Superior Court – Insured’s Duty To Cooperate – Duty to Defend
In Valentin v. U-Haul Co. of Connecticut, the plaintiff was injured in a motor vehicle accident when her vehicle collided with a U-Haul vehicle rented by the operator of the rental vehicle. The rental agreement stated that U-Haul would provide its renter with liability coverage while she operated the rental vehicle. The plaintiff filed a personal injury against the renter and obtained a default judgment after the renter failed to appear. The plaintiff then filed a direct action against U-Haul pursuant to General Statutes § 38a-321, alleging that U-Haul failed to defend or indemnify its renter in the personal injury action and failed to honor the terms of the rental contract. U-Haul filed a motion for summary judgment on various grounds, including its position that it had no duty to defend its renter on the basis that the renter failed to cooperate with U-Haul in the claim process, thus breaching the rental agreement. The Court noted that it was undisputed that the renter refused to participate in her own defense. Both parties submitted evidence clearly stating that the renter could not be located, and the plaintiff submitted evidence showing that the renter had become completely unresponsive to U-Haul’s attempts to communicate. The question before the Court was whether the actions or inaction of the renter constituted merely an immaterial and unsubstantial failure to cooperate with U-Haul. No evidence was submitted showing collusion between the U-Haul and the renter in facilitating her absence and nonparticipation. The plaintiff did not submit any evidence that U-Haul failed to diligently attempt to locate the renter. The Court found that the renter’s failure to cooperate was a material and substantial breach of the contract and, pursuant to the rental agreement, relieved U-Haul of its duty to defend and indemnify her. In reaching its conclusion, the Court noted that in a direct action under General Statutes § 38a-321, a defendant is not deprived of any defense ordinarily available to an insurer in an action by its own insured. In the present case, the plaintiff who brought an action in the renter’s place under § 38a-321, could not prevail as a matter of law because the renter herself could not have recovered on the policy. U-Haul’s motion for summary judgment was granted.
Superior Court – Negligent Adjustment – Motion to Strike
In Roosevelt et al v. State Farm Fire & Casualty Ins. Co. et al, the plaintiffs’ property sustained a loss as a result of a blocked chimney flue.

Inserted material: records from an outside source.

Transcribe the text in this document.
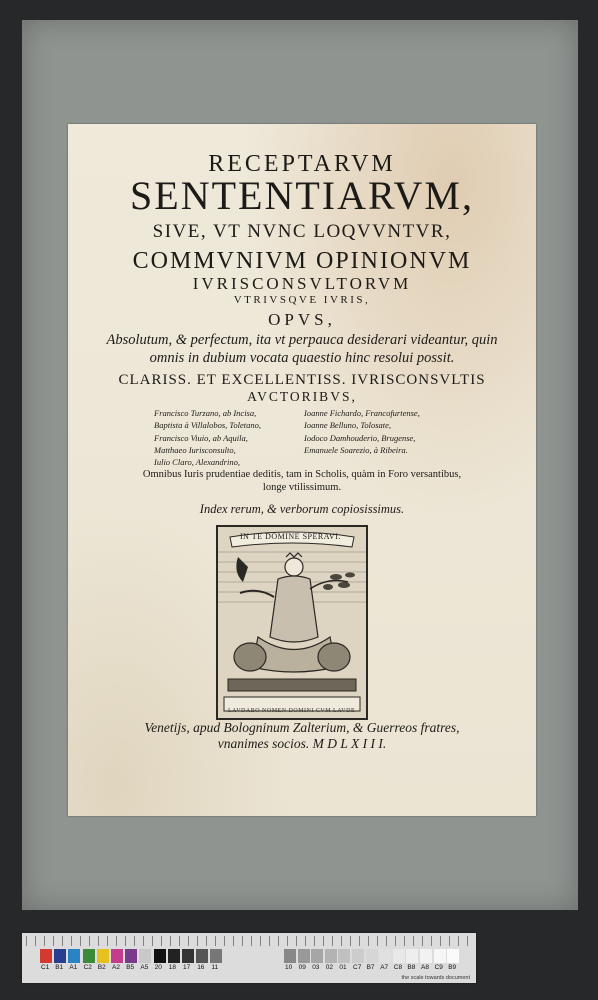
RECEPTARVM
SENTENTIARVM,
SIVE, VT NVNC LOQVVNTVR,
COMMVNIVM OPINIONVM
IVRISCONSVLTORVM
VTRIVSQVE IVRIS,
OPVS,
Absolutum, & perfectum, ita vt perpauca desiderari videantur, quin
omnis in dubium vocata quaestio hinc resolui possit.
CLARISS. ET EXCELLENTISS. IVRISCONSVLTIS
AVCTORIBVS,
Francisco Turzano, ab Incisa,
Baptista à Villalobos, Toletano,
Francisco Viuio, ab Aquila,
Matthaeo Iurisconsulto,
Iulio Claro, Alexandrino,
Ioanne Fichardo, Francofurtense,
Ioanne Belluno, Tolosate,
Iodoco Damhouderio, Brugense,
Emanuele Soarezio, à Ribeira.
Omnibus Iuris prudentiae deditis, tam in Scholis, quàm in Foro versantibus,
longe vtilissimum.
Index rerum, & verborum copiosissimus.
IN TE DOMINE SPERAVI.
LAVDABO NOMEN DOMINI CVM LAVDE
Venetijs, apud Bologninum Zalterium, & Guerreos fratres,
vnanimes socios. M D L X I I I.
C1 B1 A1 C2 B2 A2 B5 A5 20 18 17 16 11	10 09 03 02 01 C7 B7 A7 C8 B8 A8 C9 B9
the scale towards document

The chimney flue had been blocked from prior work performed on the subject property after a tornado impacted it. The plaintiffs submitted a claim to State Farm, which State Farm declined to pay. In the present action, the plaintiffs asserted a cause of action for State Farm’s alleged negligent adjustment of the insurance claim. State Farm filed a motion to strike the cause of action for negligent adjustment on the grounds that it was barred by the economic loss doctrine. State Farm first argued that the economic loss doctrine applied because the plaintiffs failed to show that the negligent adjustment claim was independent from their separate claim for breach of contract. State Farm further argued that the damages under this claim were for purely economic losses. The plaintiffs countered that there are prior cases that permit claims for negligent handling and adjustment of insurance claims, and that the economic loss doctrine typically does not apply to insurance coverage disputes. While the Court observed that prior insurance coverage cases cited by the plaintiffs have included both negligence claims and breach of contract claims, the Court also noted that those prior cases did not address the applicability of the economic loss doctrine. The plaintiffs did not cite any case law in support of their argument that the economic loss doctrine does not apply to insurance contracts. The Court closely reviewed the allegations of negligent adjustment in the plaintiff’s complaint, and did not find an independent tort theory within that claim. The Court found that without the breach of contract claim, the claim for negligent adjustment could not otherwise survive. Therefore the negligent adjustment claim was barred by the economic loss doctrine and the Court granted the motion to strike the cause of action for negligent adjustment.